You want as much life as possible to live through the process, I wouldn't do the RO water rinsing. it'll be worth it. You can recycle the water by letting the detritus to precipitate and running the clear water through an UV if you like.
 
Many people do a freshwater dip with some delicate corals w/o a problem. I wouldn't think a freshwater swishing would be a problem with liverock I am cooking.
 
Hey Sean, great thread. I started off on Bombers thread and came here. I'm completely sold on the idea and am in the process right now. One question, that doesnt seem to have been asked before, and I read the whole post, so I'm sorry if it has....

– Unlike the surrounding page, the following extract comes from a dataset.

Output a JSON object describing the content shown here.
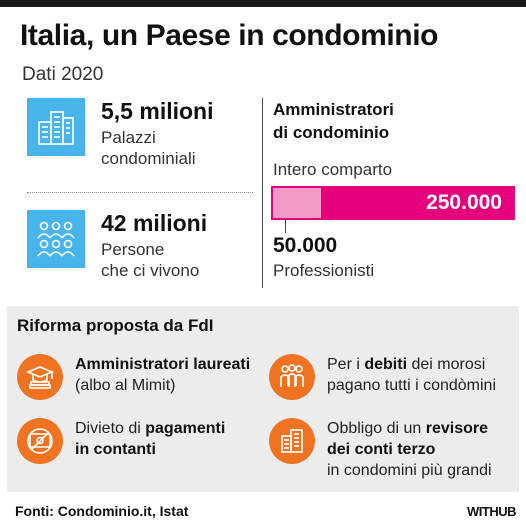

Q: How do I know my rocks are done cooking? Check the pop up thermometer?
 
bheron, you read my mind I was just about to ask the same thing. I tossed in a piece which is literally covered in bubble algae to see how long it takes to kill it. Its been a week and a half in complete darkness, and the stuff is still green.
 
It can take a LONG time... I cooked mine for 15-16 weeks.. And they still had a small amount of stuff comming out of them.. Really there is no answer.. You will know by the amount of stuff they shed when swishing and dunking when they are ready... I would remove as much algae as possable during the swish and dunk times.. The good thing is you don't have to worry to much about popping the bubble algae when your swishing.. Just be sure to wash them good...
Happy cooking!!
nate D
 
Thanks, but as I just posted in another thread, that doesnt sound like a good way to know. there's gotta be a better way. Isnt the purpose to rid the LR of phosphate? Maybe testing for phosphate? No clue, but it would be good to know.
 
bheron said:
Thanks, but as I just posted in another thread, that doesnt sound like a good way to know. there's gotta be a better way. Isnt the purpose to rid the LR of phosphate? Maybe testing for phosphate? No clue, but it would be good to know.

Depending how loaded your rocks are with phosphate, it might not be a bad idea to monitor the phosphate level in your cooking tub.

The rock I cooked started off releasing lots of phosphates into the water. Each week the amount seemed to stay the same until finally near the 6th week it started going down considerably until finally it registered near 0.

At the last swish/dunk the rocks were still able to give off a bit of crud, but nowhere near what they did initially. Some would say I should've waited longer until they came out perfectly clean, but I did get rid of the PO4, and that's mostly what I was aiming for.